We have some seriously clever people in our Leading Note community, I love learning about all the families in our classes! Jen and her little boy have been coming to our classes for over a year, and it’s been a joy to get to know them.
As a kid, Jen learned violin through the Suzuki educational approach. She was keen to provide that great experience for her little one too, so our Suzuki baby/toddler classes were a perfect fit. She is now a Psychologist and Professional Violinist, in addition to her full-time job as parent (how does she juggle all that? I have no idea!). She has kindly taken the time to write about their experiences in our classes, and I tell you, someone was chopping a lot of onions when I was reading her words.
It’s often overwhelming making decisions around how we parent, and which of the bevy of rewarding activities we choose for our young children to explore. I’ve felt this as a mum and also seen it being a psychologist working with children and parents. The flipside of our diverse modern world with all its advice and its choices is that it’s incredibly confusing and there’s that constant sense that we might not be making the best choices (even though this is frankly a bit ridiculous!). We’re just so spoilt for choice.
While some children certainly display strong preferences for and skills in particular activities, there are certain environments that are particularly rich for all children. While I freely acknowledge to being a bit biased as a working musician myself, the benefits of music for kids’ social, emotional, and cognitive development are really clear: music is one of the best things we can introduce to young minds to nurture them. And I’ve never met a kid (or adult) who doesn’t love music. Learning music helps kids develop literacy, numeracy, social skills, emotional expression, fine and gross motor skills, and playing an instrument uses more parts of the brain than any other activity!
I was a ‘Suzuki kid’ growing up, learning the violin with a fantastic Suzuki teacher from three years of age.
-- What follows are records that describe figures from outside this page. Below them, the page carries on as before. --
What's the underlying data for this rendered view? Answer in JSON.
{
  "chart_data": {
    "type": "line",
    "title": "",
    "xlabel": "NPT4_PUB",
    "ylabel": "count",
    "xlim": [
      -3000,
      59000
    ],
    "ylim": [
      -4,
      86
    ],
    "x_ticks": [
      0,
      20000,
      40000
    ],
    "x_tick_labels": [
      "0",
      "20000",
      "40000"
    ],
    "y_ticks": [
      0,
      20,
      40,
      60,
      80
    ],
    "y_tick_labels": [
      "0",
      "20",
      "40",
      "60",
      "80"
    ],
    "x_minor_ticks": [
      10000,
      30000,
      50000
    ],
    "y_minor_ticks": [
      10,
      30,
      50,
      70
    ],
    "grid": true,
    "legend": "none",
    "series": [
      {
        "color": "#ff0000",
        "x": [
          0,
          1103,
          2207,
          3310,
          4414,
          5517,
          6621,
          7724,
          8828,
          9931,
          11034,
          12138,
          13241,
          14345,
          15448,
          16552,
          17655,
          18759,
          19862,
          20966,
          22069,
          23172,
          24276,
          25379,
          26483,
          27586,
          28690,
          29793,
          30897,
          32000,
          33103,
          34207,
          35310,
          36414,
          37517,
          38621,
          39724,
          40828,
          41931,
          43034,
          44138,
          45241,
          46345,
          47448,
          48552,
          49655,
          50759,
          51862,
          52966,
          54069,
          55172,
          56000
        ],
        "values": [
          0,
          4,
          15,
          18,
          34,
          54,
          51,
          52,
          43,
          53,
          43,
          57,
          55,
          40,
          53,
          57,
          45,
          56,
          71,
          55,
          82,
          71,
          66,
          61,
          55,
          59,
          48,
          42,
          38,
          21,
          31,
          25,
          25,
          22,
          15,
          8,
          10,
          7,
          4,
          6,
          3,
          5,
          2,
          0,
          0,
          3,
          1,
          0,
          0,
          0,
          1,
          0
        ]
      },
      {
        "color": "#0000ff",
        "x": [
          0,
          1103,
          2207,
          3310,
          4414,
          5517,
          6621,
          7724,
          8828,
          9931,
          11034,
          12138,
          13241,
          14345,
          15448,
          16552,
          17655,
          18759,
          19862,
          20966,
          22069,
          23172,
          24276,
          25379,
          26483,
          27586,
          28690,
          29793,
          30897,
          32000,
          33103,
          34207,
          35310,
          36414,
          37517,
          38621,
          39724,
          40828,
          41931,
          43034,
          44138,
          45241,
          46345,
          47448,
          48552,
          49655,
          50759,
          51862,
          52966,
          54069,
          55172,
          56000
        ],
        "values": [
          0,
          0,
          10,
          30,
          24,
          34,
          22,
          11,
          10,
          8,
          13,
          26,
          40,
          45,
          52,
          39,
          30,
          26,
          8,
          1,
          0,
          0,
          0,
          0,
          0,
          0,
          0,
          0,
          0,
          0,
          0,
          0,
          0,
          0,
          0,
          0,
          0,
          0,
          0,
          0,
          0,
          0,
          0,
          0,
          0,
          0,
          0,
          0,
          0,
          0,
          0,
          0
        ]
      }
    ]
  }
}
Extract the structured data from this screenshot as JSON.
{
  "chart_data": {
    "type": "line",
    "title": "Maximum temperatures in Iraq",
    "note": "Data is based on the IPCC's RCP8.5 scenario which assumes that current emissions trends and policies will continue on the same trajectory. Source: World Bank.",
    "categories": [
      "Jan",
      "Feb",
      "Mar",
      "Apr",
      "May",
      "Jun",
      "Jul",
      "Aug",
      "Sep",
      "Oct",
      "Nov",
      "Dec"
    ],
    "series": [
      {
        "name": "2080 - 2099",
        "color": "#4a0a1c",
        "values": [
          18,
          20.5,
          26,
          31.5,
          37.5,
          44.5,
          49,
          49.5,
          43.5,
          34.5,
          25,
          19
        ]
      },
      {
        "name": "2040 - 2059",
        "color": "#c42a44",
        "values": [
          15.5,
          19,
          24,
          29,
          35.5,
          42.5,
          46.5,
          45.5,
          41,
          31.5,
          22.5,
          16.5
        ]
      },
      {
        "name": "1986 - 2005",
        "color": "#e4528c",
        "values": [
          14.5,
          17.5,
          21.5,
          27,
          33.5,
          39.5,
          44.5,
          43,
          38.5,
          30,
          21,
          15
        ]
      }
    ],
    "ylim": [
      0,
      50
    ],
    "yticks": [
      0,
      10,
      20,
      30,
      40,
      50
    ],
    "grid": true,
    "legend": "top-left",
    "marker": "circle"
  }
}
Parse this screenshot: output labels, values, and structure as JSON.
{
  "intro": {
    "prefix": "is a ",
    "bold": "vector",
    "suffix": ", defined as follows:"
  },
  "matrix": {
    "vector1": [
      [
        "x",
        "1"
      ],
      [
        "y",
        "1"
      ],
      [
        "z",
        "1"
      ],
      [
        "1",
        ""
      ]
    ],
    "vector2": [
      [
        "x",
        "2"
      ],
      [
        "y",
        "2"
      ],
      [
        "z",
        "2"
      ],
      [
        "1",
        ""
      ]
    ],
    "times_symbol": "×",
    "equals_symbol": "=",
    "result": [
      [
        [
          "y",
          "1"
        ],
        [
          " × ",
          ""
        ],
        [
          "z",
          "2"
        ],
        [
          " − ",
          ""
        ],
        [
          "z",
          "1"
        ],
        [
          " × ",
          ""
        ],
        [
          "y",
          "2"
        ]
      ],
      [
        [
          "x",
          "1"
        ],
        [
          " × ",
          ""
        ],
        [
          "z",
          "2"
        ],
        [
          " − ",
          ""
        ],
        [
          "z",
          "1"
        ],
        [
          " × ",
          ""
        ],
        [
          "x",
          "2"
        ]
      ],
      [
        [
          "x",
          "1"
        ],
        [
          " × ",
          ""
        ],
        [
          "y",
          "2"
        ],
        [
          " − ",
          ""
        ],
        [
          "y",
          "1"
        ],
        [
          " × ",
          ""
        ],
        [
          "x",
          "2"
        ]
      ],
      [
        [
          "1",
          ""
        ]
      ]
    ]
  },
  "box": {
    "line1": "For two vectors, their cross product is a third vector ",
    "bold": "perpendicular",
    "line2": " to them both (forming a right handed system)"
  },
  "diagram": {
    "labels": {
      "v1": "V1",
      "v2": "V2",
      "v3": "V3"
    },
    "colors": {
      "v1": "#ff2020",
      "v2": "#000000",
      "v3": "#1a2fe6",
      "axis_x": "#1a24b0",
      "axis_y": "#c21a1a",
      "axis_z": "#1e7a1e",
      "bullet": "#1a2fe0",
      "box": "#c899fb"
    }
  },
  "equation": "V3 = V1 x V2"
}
The Suzuki method has a philosophy of teaching music in the same way that we learn our native language – by ear – and it incorporates so many skills in addition to the obvious ones of learning to listen and play an instrument. Particularly in a group setting (and ensembles/group activities are a key part of Suzuki training), the Suzuki method helps to develop social skills such as reciprocity, respect, confidence, and discipline; in fact, its founder, Shin’ichi Suzuki, aimed to nurture not only a love of music, but also a deep sense of community, and a ‘beautiful heart’. It is an approach to learning music that develops the whole child and consciously avoids ‘aptitude’ or assessment.
I took my 12-month-old along to the Leading Note ‘Pioneers’ class slightly sheepishly at first, despite my love of music. It was recommended by a childcare worker friend, and while the rational part of my brain knew that my toddler loved music, and that learning about music is something that I want him to experience in life, I still felt like I was being a bit of a ‘ballet mum’. I found myself feeling the need to explain to others that it wasn’t because I was trying to push my toddler towards becoming a precocious, talented musician! But as soon as we entered the room for our first Pioneers class, my toddler’s broad grin on meeting Sophie and her warm smile, his utter delight in the activities, and his excitement about the sounds that he could explore through the beautiful percussion instruments, were all bursting forth and reinforcing what a special opportunity this would be. Nearly a year later and Leading Note has become such a valuable and loved part of our week. I’ve been incredibly impressed and inspired by Sophie’s classes, which are wonderfully creative, comprehensively thought-out, fun, and enriching. Sophie has a very special capacity to engage children with a mixture of wonder, respect, and effervescent warmth, and she takes time to develop a deep understanding and attention to every child. She knows their loves and their strengths, and she notices and encourages the social and emotional skills of each individual child while simultaneously being able to engage the group and get them excited about music. Sophie doesn’t patronise the children, and offers the opportunity for every child to contribute in a way that they wish, whether it be through active participation in playing instruments, singing and dancing, listening and responding to a diverse range of wonderful music and performers, teaching the children and adults about different musical ideas, and encouraging each other within the class.
The Leading Note classes really are one of the most rewarding, fun, beneficial activities for children, and I feel incredibly lucky that their classes have become part of our lives. With the onset of COVID-19 in the past couple of months, I was initially grieving the loss of the rich relationships and activities that my toddler has as part of his weekly life. Sophie and her team’s quick transition to Zoom classes has allowed us to maintain such a valuable sense of connection, routine, and creativity while we navigate this strange, physically isolated time. It’s a little beacon of warmth each Saturday and a reminder of what we can celebrate when we can all come together again in person.